Yes, there is a lot to be said for tradition, and its place in Judaism is appropriately celebrated in song as well as in the intense debate that occurs in yeshivot over the meaning of the Torah and its rabbinical interpretations.  But, there is also a tendency among emancipated Jews for questioning tradition, for reaching for the new and the original.  That the latter tradition arises from the former does not diminish its significance.  The highest form of free thinking has become the pursuit of science, of new knowledge within a framework of rigorous experimentation and analysis. 

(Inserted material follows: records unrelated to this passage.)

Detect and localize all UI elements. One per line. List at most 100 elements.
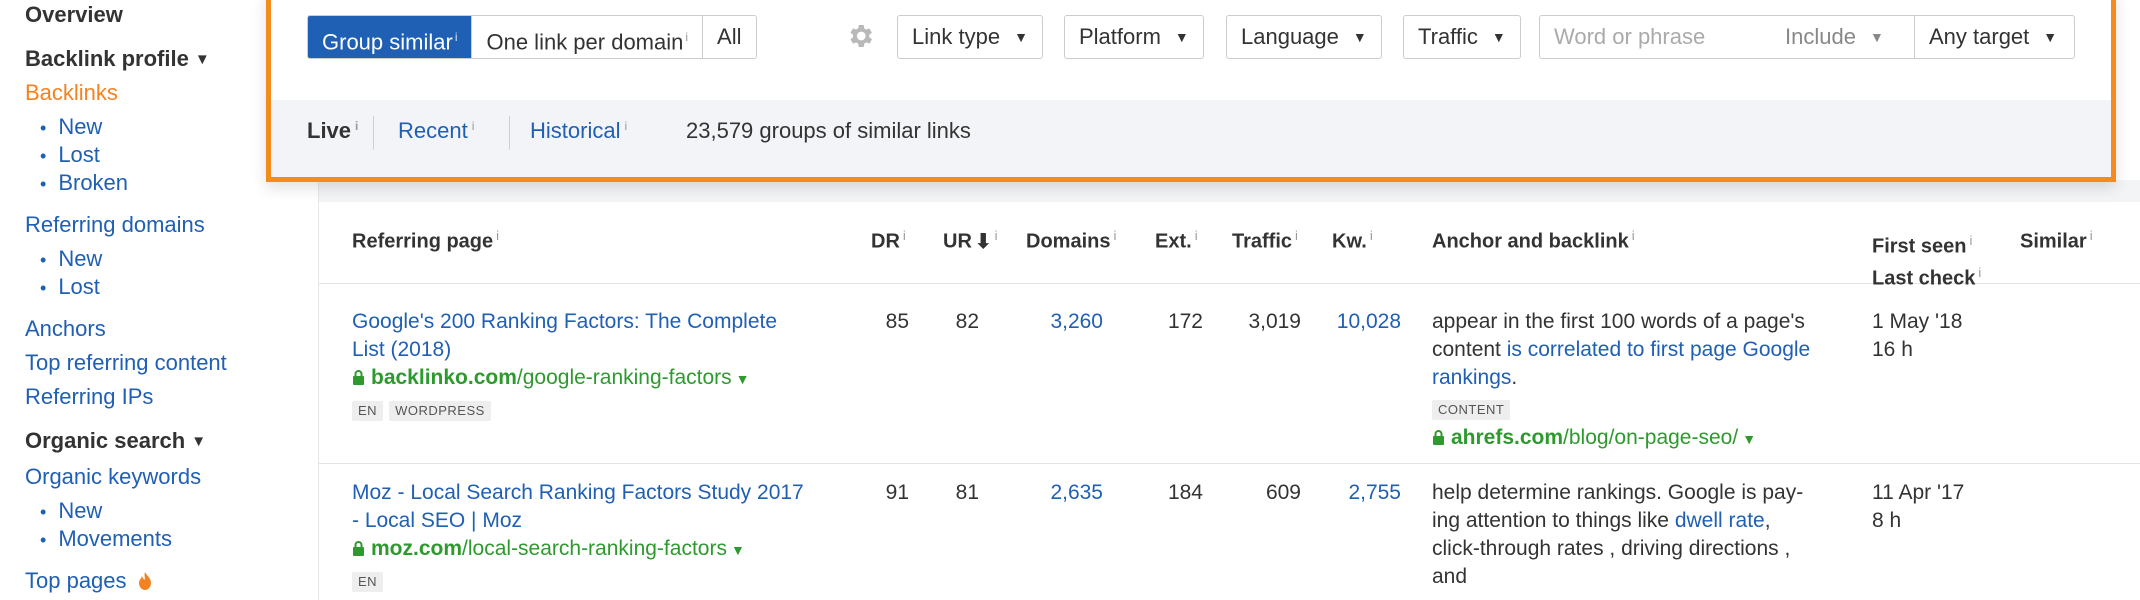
sidebar-section-backlink-profile[interactable]: Backlink profile ▼	[25, 46, 210, 72]
anchor-text: click-through rates , driving directions…	[1432, 537, 1791, 560]
mode-recent-tab[interactable]: Recent i	[398, 118, 474, 144]
sidebar-item-domains-lost[interactable]: • Lost	[40, 274, 100, 300]
anchor-link[interactable]: is correlated to first page Google	[1507, 338, 1811, 361]
bullet-icon: •	[40, 118, 47, 138]
sidebar-section-organic-search[interactable]: Organic search ▼	[25, 428, 206, 454]
sidebar-item-referring-ips[interactable]: Referring IPs	[25, 384, 153, 410]
sidebar-item-backlinks-lost[interactable]: • Lost	[40, 142, 100, 168]
bullet-icon: •	[40, 146, 47, 166]
tag-link-type: CONTENT	[1432, 400, 1511, 420]
anchor-text: and	[1432, 565, 1468, 588]
table-top-strip	[319, 180, 2140, 202]
kw-value-link[interactable]: 2,755	[1309, 479, 1401, 507]
sidebar-item-label: Overview	[25, 2, 123, 27]
sidebar-item-organic-keywords[interactable]: Organic keywords	[25, 464, 201, 490]
referring-page-url[interactable]: backlinko.com/google-ranking-factors ▼	[352, 364, 822, 393]
sidebar-item-label: Lost	[58, 142, 100, 167]
table-header: Referring page i DR i UR ⬇ i Domains i Ext. i …	[319, 202, 2140, 289]
referring-page-title-link[interactable]: Google's 200 Ranking Factors: The Comple…	[352, 308, 822, 364]
anchor-text: ,	[1764, 509, 1771, 532]
caret-down-icon[interactable]: ▼	[736, 371, 750, 387]
tag-list: EN	[352, 566, 842, 594]
group-similar-button[interactable]: Group similar i	[308, 16, 473, 58]
col-domains[interactable]: Domains i	[1026, 228, 1116, 254]
sidebar-item-keywords-movements[interactable]: • Movements	[40, 526, 172, 552]
col-first-seen-last-check[interactable]: First seen i Last check i	[1872, 228, 1981, 291]
mode-live-tab[interactable]: Live i	[307, 118, 358, 144]
bullet-icon: •	[40, 250, 47, 270]
language-dropdown[interactable]: Language ▼	[1226, 15, 1382, 59]
referring-page-cell: Google's 200 Ranking Factors: The Comple…	[352, 308, 822, 423]
anchor-link[interactable]: dwell rate	[1675, 509, 1765, 532]
sidebar-item-top-pages[interactable]: Top pages	[25, 568, 153, 594]
bullet-icon: •	[40, 530, 47, 550]
caret-down-icon[interactable]: ▼	[731, 542, 745, 558]
sidebar-item-anchors[interactable]: Anchors	[25, 316, 106, 342]
sidebar-item-keywords-new[interactable]: • New	[40, 498, 102, 524]
mode-divider	[373, 116, 374, 150]
sidebar-section-label: Organic search	[25, 428, 186, 453]
col-dr[interactable]: DR i	[871, 228, 906, 254]
gear-icon[interactable]	[845, 21, 875, 51]
col-ur[interactable]: UR ⬇ i	[943, 228, 998, 254]
sidebar-item-backlinks-new[interactable]: • New	[40, 114, 102, 140]
referring-page-title-link[interactable]: Moz - Local Search Ranking Factors Study…	[352, 479, 842, 535]
mode-historical-tab[interactable]: Historical i	[530, 118, 627, 144]
ur-value: 82	[955, 310, 979, 333]
domains-value-link[interactable]: 2,635	[999, 479, 1103, 507]
dates-cell: 11 Apr '17 8 h	[1872, 479, 2012, 535]
include-dropdown[interactable]: Include ▼	[1785, 16, 1884, 58]
sidebar-item-label: Top pages	[25, 568, 127, 593]
col-ext[interactable]: Ext. i	[1155, 228, 1198, 254]
col-kw[interactable]: Kw. i	[1332, 228, 1373, 254]
ur-value: 81	[955, 481, 979, 504]
sidebar-item-backlinks[interactable]: Backlinks	[25, 80, 118, 106]
mode-divider	[509, 116, 510, 150]
all-links-button[interactable]: All	[703, 16, 756, 58]
lock-icon	[1433, 430, 1444, 445]
bullet-icon: •	[40, 278, 47, 298]
lock-icon	[353, 541, 364, 556]
referring-page-url[interactable]: moz.com/local-search-ranking-factors ▼	[352, 535, 842, 564]
sidebar-item-label: Movements	[58, 526, 173, 551]
traffic-dropdown[interactable]: Traffic ▼	[1403, 15, 1521, 59]
tag-platform: WORDPRESS	[389, 401, 491, 421]
anchor-cell: help determine rankings. Google is pay- …	[1432, 479, 1852, 591]
first-seen-value: 11 Apr '17	[1872, 481, 1965, 504]
platform-dropdown[interactable]: Platform ▼	[1064, 15, 1204, 59]
anchor-link[interactable]: rankings	[1432, 366, 1511, 389]
anchor-text: appear in the first 100 words of a page'…	[1432, 310, 1805, 333]
caret-down-icon: ▼	[1174, 29, 1189, 45]
col-referring-page[interactable]: Referring page i	[352, 228, 499, 254]
tag-list: EN WORDPRESS	[352, 395, 822, 423]
col-anchor-and-backlink[interactable]: Anchor and backlink i	[1432, 228, 1635, 254]
word-or-phrase-input[interactable]	[1540, 16, 1780, 58]
any-target-dropdown[interactable]: Any target ▼	[1914, 16, 2071, 58]
sidebar-item-label: Broken	[58, 170, 129, 195]
first-seen-value: 1 May '18	[1872, 310, 1963, 333]
filter-panel: Group similar i One link per domain i All …	[266, 0, 2116, 182]
domains-value-link[interactable]: 3,260	[999, 308, 1103, 336]
kw-value-link[interactable]: 10,028	[1309, 308, 1401, 336]
col-similar[interactable]: Similar i	[2020, 228, 2093, 254]
link-type-dropdown[interactable]: Link type ▼	[897, 15, 1043, 59]
sidebar-item-label: New	[58, 114, 103, 139]
sidebar-item-backlinks-broken[interactable]: • Broken	[40, 170, 128, 196]
anchor-text: ing attention to things like	[1432, 509, 1675, 532]
dates-cell: 1 May '18 16 h	[1872, 308, 2012, 364]
sidebar-item-overview[interactable]: Overview	[25, 2, 123, 28]
ext-value: 184	[1167, 481, 1203, 504]
sidebar-item-referring-domains[interactable]: Referring domains	[25, 212, 205, 238]
caret-down-icon: ▼	[1491, 29, 1506, 45]
col-traffic[interactable]: Traffic i	[1232, 228, 1298, 254]
backlink-target-url[interactable]: ahrefs.com/blog/on-page-seo/▼	[1432, 424, 1852, 453]
bullet-icon: •	[40, 174, 47, 194]
ext-value: 172	[1167, 310, 1203, 333]
one-link-per-domain-button[interactable]: One link per domain i	[472, 16, 704, 58]
sidebar-item-domains-new[interactable]: • New	[40, 246, 102, 272]
word-filter-group: Include▼ Any target▼	[1539, 15, 2075, 59]
sidebar-item-top-referring-content[interactable]: Top referring content	[25, 350, 227, 376]
tag-language: EN	[352, 572, 384, 592]
traffic-value: 609	[1265, 481, 1301, 504]
caret-down-icon[interactable]: ▼	[1742, 431, 1756, 447]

Originally science was the foundling of Christians who rejected the rigid teachings of the Church, that the world was 3,500 years old and was flat and that species were immutable.  They rather preferred to subject their opinions to testing and discovery and found that the world was in fact millions of years old and round and that species evolved.   People like Roger Bacon, Galileo, Newton and Darwin began the secular tradition that has its own scriptures, including "Principia Mathematica" and "The Origin of Species."  But, whereas the earliest foundations of science came out of the Christian experience, in the later stages, secular Jews predominated, such as Marx, Engels, Freud, and Einstein.  They have irretrievably left their mark on modern society.  It was not for nothing that Hitler dubbed it "Jewish science."   Whereas Jews are at the forefront of scientific discovery in the US and in the hothouse that is now Israel, they are also of course deeply embedded in Talmudic learning.  These two traditions are two sides of the same coin that is the modern embodiment of what it means to be Jewish.  These are two traditions that cannot be sundered.
The conclusion for a new draft law is that while we must have universal national service, the needs of the yeshivot must be protected.  Politics is the art of the possible, the art of compromise.  It may be impossible to satisfy all of the people all of the time, but as far as drafting all Israeli citizens, we must try.